# Welcome Crisillo as Moderator...



## Warp (May 24, 2004)

Guys,

I'll be on a leave away from any ghey MTB for Xmas and such.

Cris will cover me and will keep an eye on the board just in case FxFvD would show up.

Be good and welcome Cris.

He knows Spanish, so you can't cheat him.

Thanks, Cris!


----------



## tacubaya (Jan 27, 2006)

Thats pure bollocks, burocrats!!!!


----------



## Warp (May 24, 2004)

tacubaya said:


> Thats pure bollocks, burocrats!!!!


Yeah, but we gotta spend mtbr.com's budget somehow...


----------



## Gauss (Dec 14, 2006)

Nice Nice, I'd just notice a different brand at the avatar plus a heart!

Cris is a good pal, always giving nice advises on other forums. ^^


----------



## 545cu4ch (Aug 11, 2005)

fxfvd is back  
Just what you feared warp. now you cant leave for xmas


----------



## crisillo (Jul 3, 2004)

Thanks for the welcome, Warp!

now the iron hand rule begins [evil] :lol: [/evil]

Just joking 

I'll just help out with whatever is needed... folks are cool around here (most of the time  )


----------



## crisillo (Jul 3, 2004)

Gauss said:


> Nice Nice, I'd just notice a different brand at the avatar plus a heart!
> 
> Cris is a good pal, always giving nice advises on other forums. ^^


Thanks for the props, Gauss! :thumbsup: :thumbsup:

BTW, the heart shaped avatar was courtesy of Whafe


----------



## Warp (May 24, 2004)

545cu4ch said:


> fxfvd is back
> Just what you feared warp. now you cant leave for xmas


It's Cris' first assignment...


----------



## crisillo (Jul 3, 2004)

Warp said:


> It's Cris' first assignment...


:lol:


----------



## Warp (May 24, 2004)

crisillo said:


> :lol:


BTW... he's indeed back...


----------



## crisillo (Jul 3, 2004)

Warp said:


> BTW... he's indeed back...


yeah, I saw his post in 545's thread...


----------



## elmadaleno (Jul 8, 2005)

What!!! I was planning to turn this in to a Porn site while Warp was away!!!! :madman:


----------



## crisillo (Jul 3, 2004)

elmadaleno said:


> What!!! I was planning to turn this in to a Porn site while Warp was away!!!! :madman:


well... everything is negotiable :eekster:

:nono: :nono: :nono: 
:lol: :lol: :lol:


----------



## rodar y rodar (Jul 21, 2006)

elmadaleno said:


> What!!! I was planning to turn this in to a Porn site while Warp was away!!!! :madman:


If you`re talking about naked PEOPLE, we aren`t interrested. If you mean a bike porn site, I think you`re too late- there are already more pics of tasty bikes on this forum every week than I see on the trails all year.


----------



## Gauss (Dec 14, 2006)

Maybe he just wanted to post his pics the day he was riding nude...


----------



## elmadaleno (Jul 8, 2005)

rodar y rodar said:


> If you`re talking about naked PEOPLE, we aren`t interrested. If you mean a bike porn site, I think you`re too late- there are already more pics of tasty bikes on this forum every week than I see on the trails all year.
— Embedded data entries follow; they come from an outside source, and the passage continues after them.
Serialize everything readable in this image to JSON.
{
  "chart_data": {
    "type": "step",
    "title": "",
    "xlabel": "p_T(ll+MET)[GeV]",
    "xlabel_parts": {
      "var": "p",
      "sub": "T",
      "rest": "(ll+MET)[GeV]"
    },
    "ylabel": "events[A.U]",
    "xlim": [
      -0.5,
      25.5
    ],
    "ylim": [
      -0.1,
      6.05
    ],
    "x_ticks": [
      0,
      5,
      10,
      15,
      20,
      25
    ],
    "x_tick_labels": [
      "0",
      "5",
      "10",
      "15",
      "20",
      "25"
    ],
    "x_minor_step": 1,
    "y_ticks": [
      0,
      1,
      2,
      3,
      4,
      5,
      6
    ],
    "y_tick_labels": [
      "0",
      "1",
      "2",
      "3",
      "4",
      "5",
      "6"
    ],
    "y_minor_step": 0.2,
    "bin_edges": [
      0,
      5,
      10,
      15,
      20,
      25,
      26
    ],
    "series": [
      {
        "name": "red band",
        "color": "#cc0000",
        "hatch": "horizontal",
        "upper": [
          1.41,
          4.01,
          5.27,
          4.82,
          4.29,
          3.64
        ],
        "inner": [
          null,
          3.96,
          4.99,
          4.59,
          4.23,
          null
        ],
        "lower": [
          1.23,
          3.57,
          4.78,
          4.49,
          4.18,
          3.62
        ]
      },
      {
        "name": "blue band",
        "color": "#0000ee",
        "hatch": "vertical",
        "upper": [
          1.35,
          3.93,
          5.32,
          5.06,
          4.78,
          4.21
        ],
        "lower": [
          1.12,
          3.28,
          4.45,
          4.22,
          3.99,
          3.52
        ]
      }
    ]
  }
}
Nahh, I was thinking more around the lines of midget S&M bonding stuff...


----------



## crisillo (Jul 3, 2004)

Gauss said:


> Maybe he just wanted to post his pics the day he was riding nude...


:yikes:


----------



## rodar y rodar (Jul 21, 2006)

I once rented a porno that starred a midget. It was pretty good except that she didn`t have a bicyle. She didn`t have Crisillo either.


----------



## crisillo (Jul 3, 2004)

rodar y rodar said:


> I once rented a porno that starred a midget. It was pretty good except that she didn`t have a bicyle. She didn`t have Crisillo either.


:lol::skep: :eekster: :lol:


----------



## 545cu4ch (Aug 11, 2005)

elmadaleno said:


> Nahh, I was thinking more around the lines of midget S&M bonding stuff...


MIDGETS IN SPANDEX DEMAND YOUR RESPECT










:thumbsup:


----------



## Warp (May 24, 2004)

545cu4ch said:


> MIDGETS IN SPANDEX DEMAND YOUR RESPECT
> 
> :thumbsup:


Oh, my... here comes the spandex expert...


----------



## crisillo (Jul 3, 2004)

545cu4ch said:


> MIDGETS IN SPANDEX DEMAND YOUR RESPECT
> 
> 
> 
> ...


oh my eyes...:yikes:


----------



## elmadaleno (Jul 8, 2005)

crisillo said:


> oh my eyes...:yikes:


Crisillo: we know you ride your Nicolai with lycras and a road jersey!


----------



## crisillo (Jul 3, 2004)

elmadaleno said:


> Crisillo: we know you ride your Nicolai with lycras and a road jersey!


sorry... Bikerfox and I have nothing in common.. besides I don't have a nicolai (for now :ihih


----------



## Warp (May 24, 2004)

crisillo said:


> sorry... Bikerfox and I have nothing in common.. besides I don't have a nicolai (for now :ihih


Translation:

"I'm jealous of Bikerfox and I ride a road bike."


----------



## crisillo (Jul 3, 2004)

Warp said:


> Translation:
> 
> "I'm jealous of Bikerfox and I ride a road bike."


:lol:

what that meant is that I might get a road bike..if Nicolai gives it to me for free....

your Cris-translator is broken...


----------



## Gauss (Dec 14, 2006)

ahaha, you guys are funny :lol:

Cris, if you are given a Nucleon TFR you are not willing to really ride just remember me and I help you get rid of her.


----------



## crisillo (Jul 3, 2004)

Gauss said:


> ahaha, you guys are funny :lol:
> 
> Cris, if you are given a Nucleon TFR you are not willing to really ride just remember me and I help you get rid of her.


HEHEHEHEHE

Ok I will


----------